Удивительно, но девушка будто бы знала куда идти – все быстрее мы проходили через многочисленные коридоры, галереи и лестницы, не теряя времени на раздумья. Несколько раз девушка останавливалась у очередного коридора, прислушиваясь, пережидая патрули и проходящую по своим делам прислугу, и, естественно, такая скрытность возбуждала мое любопытство еще сильнее.
Я не сразу поняла, что мы вернулись к Центральному павильону. Немного изменилась отделка коридоров – левое крыло строилось позже всех остальных и его стены в полной мере претерпели влияния новомодных дизайнерских тенденций. Об этом мне говорила мать – ей нравились классические мотивы в оформлении, и надругательство (именно это слово она применяла, хотя я в полосатых стенах ничего плохого не вижу) над важной частью дворцовых построек ее очень возмущало. Разумеется, в материнских мечтах присутствовал момент перестройки дворца, когда я стану его хозяйкой. И, конечно же, происходило бы это под чутким маминым руководством.
В общем, факт нарушения запрета свахи мне был известен, но сомнений насчет правильности такого поступка не возникало – преследуемая мной девушка уверенно двигалась вверх по витой лестнице, замирая на пролетах и опасливо оглядываясь, и упустить ее я не имела права.
В последний раз девушка оглянулась в полутемном коридоре, находящемся почти под скатной кровлей Центрального павильона, и не заметила меня по чистой случайности – как раз перед этим я слишком рьяно выглянула над перилами лестницы, ударилась носом и инстинктивно пригнулась, потирая пострадавшую часть тела и проклиная и собственное любопытство и задание руководства. Опять не удалось рассмотреть ее лицо, к тому же, пока я поднялась на этаж, девушка нырнула в одну из дверей.
Теперь прятаться не имело смысла – коридор был абсолютно пуст, и я медленно двинулась по нему, прислушиваясь к звукам, доносящимся из-за закрытых дверей. Тихо, опять тихо, и вдруг…злой шепот.
– Ты зачем пришла?
Я припала ухом к двери. Если бы девица решила выйти, уверена, избежать падения, как морального, так и физического, мне бы не удалось.

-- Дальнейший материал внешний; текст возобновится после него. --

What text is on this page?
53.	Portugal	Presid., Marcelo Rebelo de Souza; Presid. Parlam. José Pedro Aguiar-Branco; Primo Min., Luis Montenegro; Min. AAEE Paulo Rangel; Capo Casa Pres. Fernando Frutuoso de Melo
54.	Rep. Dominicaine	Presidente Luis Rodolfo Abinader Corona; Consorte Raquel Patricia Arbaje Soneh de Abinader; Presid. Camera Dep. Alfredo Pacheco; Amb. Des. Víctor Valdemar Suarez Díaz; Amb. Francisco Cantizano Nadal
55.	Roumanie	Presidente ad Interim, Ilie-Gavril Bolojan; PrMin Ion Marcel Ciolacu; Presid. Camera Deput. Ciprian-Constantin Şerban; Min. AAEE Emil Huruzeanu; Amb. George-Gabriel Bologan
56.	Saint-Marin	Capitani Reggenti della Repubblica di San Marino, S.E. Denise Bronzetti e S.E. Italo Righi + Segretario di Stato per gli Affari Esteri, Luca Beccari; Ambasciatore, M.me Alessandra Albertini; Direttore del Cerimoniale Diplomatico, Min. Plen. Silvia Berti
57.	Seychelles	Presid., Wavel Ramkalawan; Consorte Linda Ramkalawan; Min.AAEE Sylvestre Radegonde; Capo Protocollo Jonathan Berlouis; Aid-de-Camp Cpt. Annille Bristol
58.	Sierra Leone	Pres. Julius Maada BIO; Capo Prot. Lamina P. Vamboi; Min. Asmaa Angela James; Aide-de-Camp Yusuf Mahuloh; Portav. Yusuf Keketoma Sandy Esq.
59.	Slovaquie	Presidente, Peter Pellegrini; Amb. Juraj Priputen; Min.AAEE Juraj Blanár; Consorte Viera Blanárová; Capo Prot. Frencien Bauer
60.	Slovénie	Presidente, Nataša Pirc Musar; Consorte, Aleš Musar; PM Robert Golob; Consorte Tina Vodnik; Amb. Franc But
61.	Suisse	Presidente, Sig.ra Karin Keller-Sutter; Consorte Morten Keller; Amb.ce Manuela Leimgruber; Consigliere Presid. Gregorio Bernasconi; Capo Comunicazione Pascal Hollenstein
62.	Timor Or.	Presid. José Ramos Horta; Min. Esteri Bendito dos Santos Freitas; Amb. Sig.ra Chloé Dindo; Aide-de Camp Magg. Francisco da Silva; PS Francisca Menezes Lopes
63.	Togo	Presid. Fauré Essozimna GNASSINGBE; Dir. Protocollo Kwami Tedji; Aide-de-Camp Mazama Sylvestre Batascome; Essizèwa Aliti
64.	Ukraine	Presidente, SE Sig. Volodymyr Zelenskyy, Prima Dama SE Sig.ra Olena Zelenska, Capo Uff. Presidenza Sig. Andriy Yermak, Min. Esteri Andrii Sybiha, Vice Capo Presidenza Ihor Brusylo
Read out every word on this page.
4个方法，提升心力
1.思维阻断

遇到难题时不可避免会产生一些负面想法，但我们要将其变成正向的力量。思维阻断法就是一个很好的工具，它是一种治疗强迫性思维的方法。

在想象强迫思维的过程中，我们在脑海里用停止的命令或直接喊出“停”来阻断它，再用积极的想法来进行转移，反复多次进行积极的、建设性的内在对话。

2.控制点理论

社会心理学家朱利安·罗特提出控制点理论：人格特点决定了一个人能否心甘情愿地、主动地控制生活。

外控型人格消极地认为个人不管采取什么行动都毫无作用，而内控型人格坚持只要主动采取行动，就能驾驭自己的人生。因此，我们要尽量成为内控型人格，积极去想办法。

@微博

Что ответили мужчине (а шепот был явно мужской) слышно не было, но мне хватало и одностороннего участия в разговоре.
– Допрос неизбежен. Исполнитель это отлично понимал. Почему ты так волнуешься?!
О чем это они? Неужели о преступнике, задержанном сегодня на церемонии? Если бы была возможность, я бы еще глубже впечаталась в дверь, дабы выяснить подробности разговора, но увы.
– Все хорошо, твоя паника бес-по-лез-на. Думай о главном.
Главном? Что для этой парочки главное? Победа в Отборе? Может быть, смерть принца? Или я зря приписываю им заговор, возможно, устранение конкурентки единственное их злодеяние.
– Принца здесь нет! – увлеченная догадками и репликами из-за двери, я не сразу поняла, что мужской голос не шепчет, а достаточно громко доносится…из-за моей спины. Резко обернувшись, я увидела мужчину, одетого в темно-зеленый мундир и раздраженно взирающего на меня сверху вниз. Именно сверху вниз. Хотя с моим ростом я уже и забыла, когда это могла позволить себе такую роскошь, как смотреть на чистокровного человеческого мужчину, задрав голову вверх. Лицо мужчины показалось мне странно знакомым и пришлось даже встать на цыпочки, чтобы в тусклом свете настенных светильников рассмотреть его поближе. Темные глаза, нахмуренные брови, прямой нос, твердые губы, сжатые в упрямую полоску, и легкая седина на висках, удивительная оттого, что старым мужчина не выглядел… Вроде бы задерживать не приходилось, и тут меня словно током ударило, даже ноги подкосились. Этого человека я видела каждый день – на плакатах, в выпусках новостей, даже на портрете в кабинете Орраха. Передо мной стоял регент престола Ригарийской империи – Виктор Ригарин.
Я запоздало поклонилась, да так и застыла, боясь поднять глаза. Вопрос об изгнании меня с Отбора думаю был решенным, но существовал еще риск того, что меня в какой-нибудь разновидности шпионажа обвинят.